Il y a quelques années, une vidéo qui parlait de Bebe Rexha et de son statut de “personne célèbre que personne ne connaît” est devenue virale sur TikTok. Bebe elle-même a décidé de répondre en expliquant que le phénomène la fascinait et en donnant une raison possible : la plupart de ses tubes sont des collaborations avec d’autres artistes. Ils s’adressent aussi à différents marchés : ce n’est pas la même chose de réussir dans les clubs avec ‘In the Name of Love’ que dans les radios country avec ‘Meant to Be’. On peut dire que Bebe n’a pas retenu de public, mais qu’il est dispersé sur différents marchés. Il n’y a pas de base de fans dédiée à votre marque.

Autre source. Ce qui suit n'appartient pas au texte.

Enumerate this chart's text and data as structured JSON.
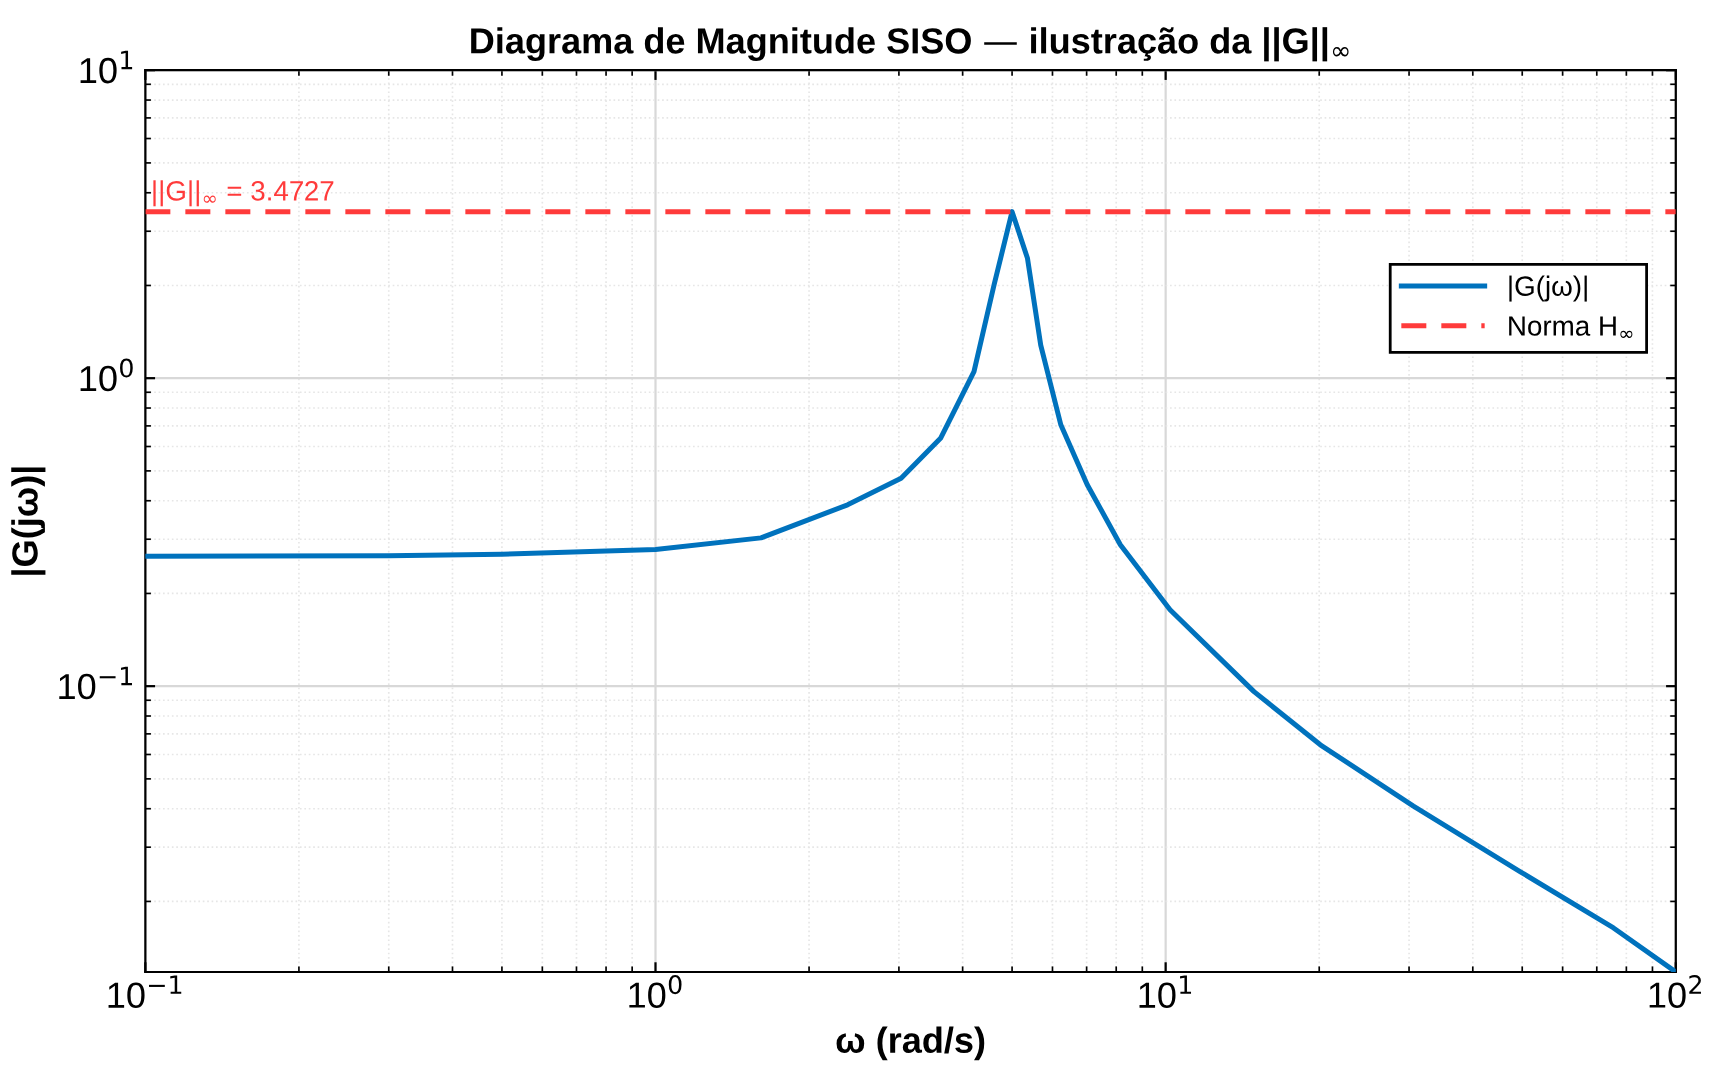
{
  "chart_data": {
    "type": "line",
    "title": "Diagrama de Magnitude SISO — ilustração da ||G||$_{∞}$",
    "xlabel": "ω (rad/s)",
    "ylabel": "|G(jω)|",
    "log": "xy",
    "xlim": [
      0.1,
      100
    ],
    "ylim": [
      0.0118,
      10
    ],
    "xticks": [
      {
        "value": 0.1,
        "label": "10$^{−1}$"
      },
      {
        "value": 1,
        "label": "10$^{0}$"
      },
      {
        "value": 10,
        "label": "10$^{1}$"
      },
      {
        "value": 100,
        "label": "10$^{2}$"
      }
    ],
    "yticks": [
      {
        "value": 0.1,
        "label": "10$^{−1}$"
      },
      {
        "value": 1,
        "label": "10$^{0}$"
      },
      {
        "value": 10,
        "label": "10$^{1}$"
      }
    ],
    "grid": true,
    "legend": "top right",
    "marker": "none",
    "line_style": "solid",
    "series": [
      {
        "name": "|G(jω)|",
        "color": "#0072bd",
        "x": [
          0.1,
          0.3,
          0.5,
          1,
          1.61,
          2.38,
          3.03,
          3.62,
          4.21,
          4.61,
          5.0,
          5.36,
          5.69,
          6.23,
          7.02,
          8.15,
          10.2,
          14.9,
          20.1,
          30.6,
          49.5,
          75.5,
          100
        ],
        "values": [
          0.264,
          0.265,
          0.268,
          0.278,
          0.303,
          0.388,
          0.473,
          0.638,
          1.05,
          2.01,
          3.4727,
          2.45,
          1.28,
          0.706,
          0.451,
          0.288,
          0.177,
          0.096,
          0.0645,
          0.0408,
          0.025,
          0.0164,
          0.0118
        ]
      }
    ],
    "ref_lines": [
      {
        "axis": "y",
        "value": 3.4727,
        "label": "Norma H$_{∞}$",
        "color": "#ff3b3b",
        "line_style": "dashed"
      }
    ],
    "annotations": [
      {
        "text": "||G||$_{∞}$ = 3.4727",
        "x": 0.1,
        "y": 3.4727
      }
    ]
  }
}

Cela peut expliquer pourquoi un single qui est sur le point de dépasser 1 MILLIARD de streams sur Spotify, ‘I’m Good (Blue)’ avec David Guetta, n’a pas mobilisé les gens pour écouter le nouvel album de Bebe Rexha. ‘Bebe’ n’a pas dépassé le numéro 139 aux Etats-Unis, son principal marché : les gens n’associent pas le single à l’album et ignorent l’existence de ce ‘Bebe’ qui mérite plus d’attention.

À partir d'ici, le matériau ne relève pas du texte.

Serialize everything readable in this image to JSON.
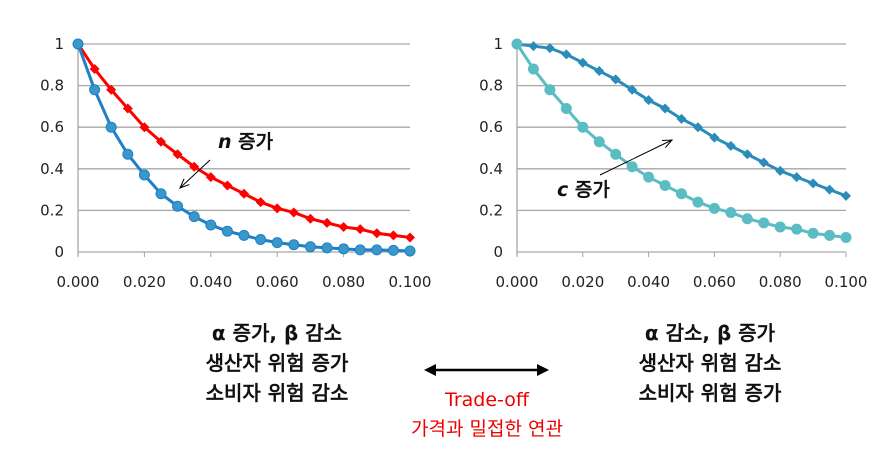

Pas à cause de ‘I’m Good (Blue)’, bien sûr, une imitation d’Eiffel 65 dont le monde n’avait pas besoin. On sent chez ‘Bebe’ un intérêt à faire un disque qui ait un minimum de cohésion sonore, et Bebe n’a cessé de répéter dans des interviews que Fleetwood Mac est l’une de ses plus grandes influences. Dans les forums, vous vous moquez de nous (avec un peu de raison) car il semble que nous comparions tout avec Fleetwood Mac. Ici, la comparaison est explicite, par exemple dans le montage initial “Heart Wants What i Wants”, où elle est perceptible et beaucoup que Bebe a écouté ‘Landslide’ de manière obsessionnelle pendant la réalisation de ce troisième album.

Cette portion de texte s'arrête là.